Au repos, il paraissait taillé dans la pierre, glacial. Rien, semblait-il, ne pouvait adoucir cette rigueur, et pourtant, constamment, dans la conversation, se jouaient sur ses traits mille expressions passionnées : gaieté, douleur, colère, sympathie. Quand elle pensait à lui, elle le voyait austère et impénétrable. En vérité, il avait le visage le plus mobile du monde, sans cesse en éveil.
Il l'avait si profondément intimidée, au début, qu'elle fut longtemps à s'apercevoir de cette qualité et à se réchauffer à la chaleur de sa vie.
Répondant à la boutade qu'elle avait eue à propos de Moulay Ismaël :
– Le Mal, c'est ce que vous sentez être nuisible à votre santé morale. Le Bien, ce qui satisfait votre goût personnel de la justice.
– À mon tour, Père, de vous demander si votre raisonnement n'est pas un tout petit peu hérétique.
– Je ne me permets de le tenir qu'à ceux qui peuvent l'entendre.
– Me faites-vous donc si grande confiance ?
Il la considéra longuement.
– Oui, car votre destin n'est pas ordinaire. Vous devez vous débattre hors des chemins tracés.
Il l'interrogeait beaucoup sur l'Islam. Ce qu'elle avait pénétré des mœurs musulmanes, de leur foi intense et farouche le passionnait et elle ne craignait pas de lui révéler l'admiration et la nostalgie qu'elle en gardait.
Ils feuilletèrent de grands livres où, parmi les enluminures étaient relatées l'histoire des invasions arabes, l'étude et l'explication du message de Mahomet par les Pères de l'Église. C'était, pour Angélique, des heures inoubliables et hors du temps qu'elle passait devant les lutrins tandis qu'il tournait les pages d'une main si longue, si maigre, si diaphane qu'elle en paraissait féminine. À force d'avoir copié et médité les primitifs, il semblait en avoir acquis la grâce désincarnée.

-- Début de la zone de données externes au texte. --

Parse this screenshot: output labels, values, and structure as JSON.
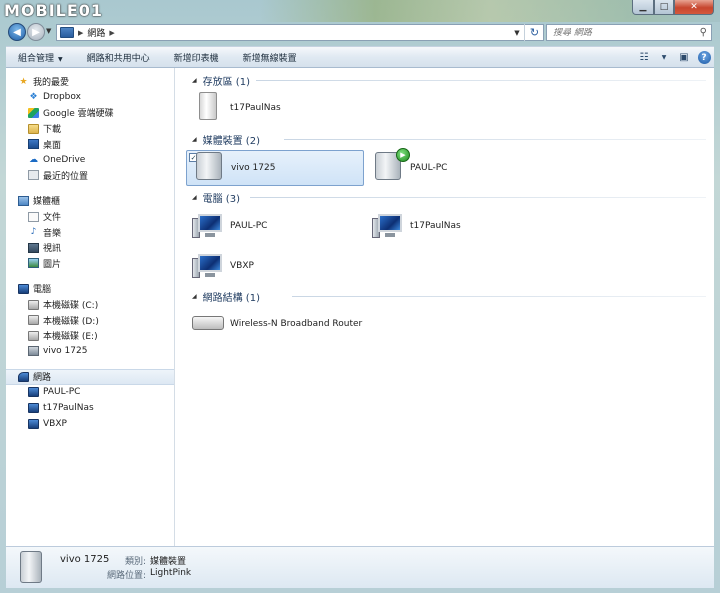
{
  "watermark": "MOBILE01",
  "window": {
    "minimize": "▁",
    "maximize": "□",
    "close": "✕"
  },
  "address": {
    "crumbs": [
      "網路"
    ],
    "search_placeholder": "搜尋 網路"
  },
  "toolbar": {
    "items": [
      "組合管理",
      "網路和共用中心",
      "新增印表機",
      "新增無線裝置"
    ]
  },
  "nav": {
    "favorites": {
      "label": "我的最愛",
      "items": [
        "Dropbox",
        "Google 雲端硬碟",
        "下載",
        "桌面",
        "OneDrive",
        "最近的位置"
      ]
    },
    "libraries": {
      "label": "媒體櫃",
      "items": [
        "文件",
        "音樂",
        "視訊",
        "圖片"
      ]
    },
    "computer": {
      "label": "電腦",
      "items": [
        "本機磁碟 (C:)",
        "本機磁碟 (D:)",
        "本機磁碟 (E:)",
        "vivo 1725"
      ]
    },
    "network": {
      "label": "網路",
      "items": [
        "PAUL-PC",
        "t17PaulNas",
        "VBXP"
      ]
    }
  },
  "content": {
    "groups": [
      {
        "title": "存放區 (1)",
        "items": [
          "t17PaulNas"
        ]
      },
      {
        "title": "媒體裝置 (2)",
        "items": [
          "vivo 1725",
          "PAUL-PC"
        ]
      },
      {
        "title": "電腦 (3)",
        "items": [
          "PAUL-PC",
          "t17PaulNas",
          "VBXP"
        ]
      },
      {
        "title": "網路結構 (1)",
        "items": [
          "Wireless-N Broadband Router"
        ]
      }
    ]
  },
  "details": {
    "name": "vivo 1725",
    "category_label": "類別:",
    "category_value": "媒體裝置",
    "location_label": "網路位置:",
    "location_value": "LightPink"
  }
}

Un après-midi qu'elle l'attendait, Angélique découvrit dans une enluminure un visage d'ange aux yeux verts qui lui parut familier. Cet ange se retrouvait à plusieurs reprises, dans le missel. Ange au regard triste ou pétillant, aux paupières baissées sous sa chevelure de lumière, souriant ou grave.
– N'est-ce pas frère Jean, novice de l'abbaye de Nieul qui décora ce livre jadis ? interrogea-t-elle, en souriant, lorsque le Père abbé entra.
Il regarda les images et sourit à son tour.
– Comment aurais-je pu oublier l'enfant de la nuit, l'extraordinaire poésie qui se dégageait d'elle ? Fraîcheur, beauté, passion de vivre, tous ces trésors étaient en elle et se répandaient par ses yeux. Il me semble que Dieu l'avait envoyée au monastère pour me rappeler la beauté de Sa création.
– Et maintenant, je suis vieille et déchue.
Le Père abbé rit franchement.
– Où allez-vous chercher pareilles sottises ? Comment une si belle bouche ose-t-elle proférer des paroles si amères ? Vous êtes jeune ! Oh ! que vous êtes jeune, répéta-t-il en la regardant ardemment. Vous avez conservé en vous l'exubérance de la vie et c'est presque un miracle. Certes, vous avez beaucoup vécu et, pourtant, je vous l'affirme, votre vraie vie est DEVANT vous.
– J'ai des cheveux blancs.
– Une parure de plus, fit-il d'un ton moqueur.
Et, pour la première fois, depuis de longs mois, eIle prit conscience d'elle-même dans les yeux fixés sur elle et crut se voir. Elle sentit la vigueur de son corps, sa résistance accrue par l'air des bois, l'exercice des chevauchées. Sa taille était moins fine, ses épaules plus robustes, mais elle avait retrouvé sa carnation de Poitevine, rose et dorée, et le cerne de ses yeux, ce cerne qui trahissait tant de larmes versées, ajoutait au pathétique de son regard et en accentuait l'éclat.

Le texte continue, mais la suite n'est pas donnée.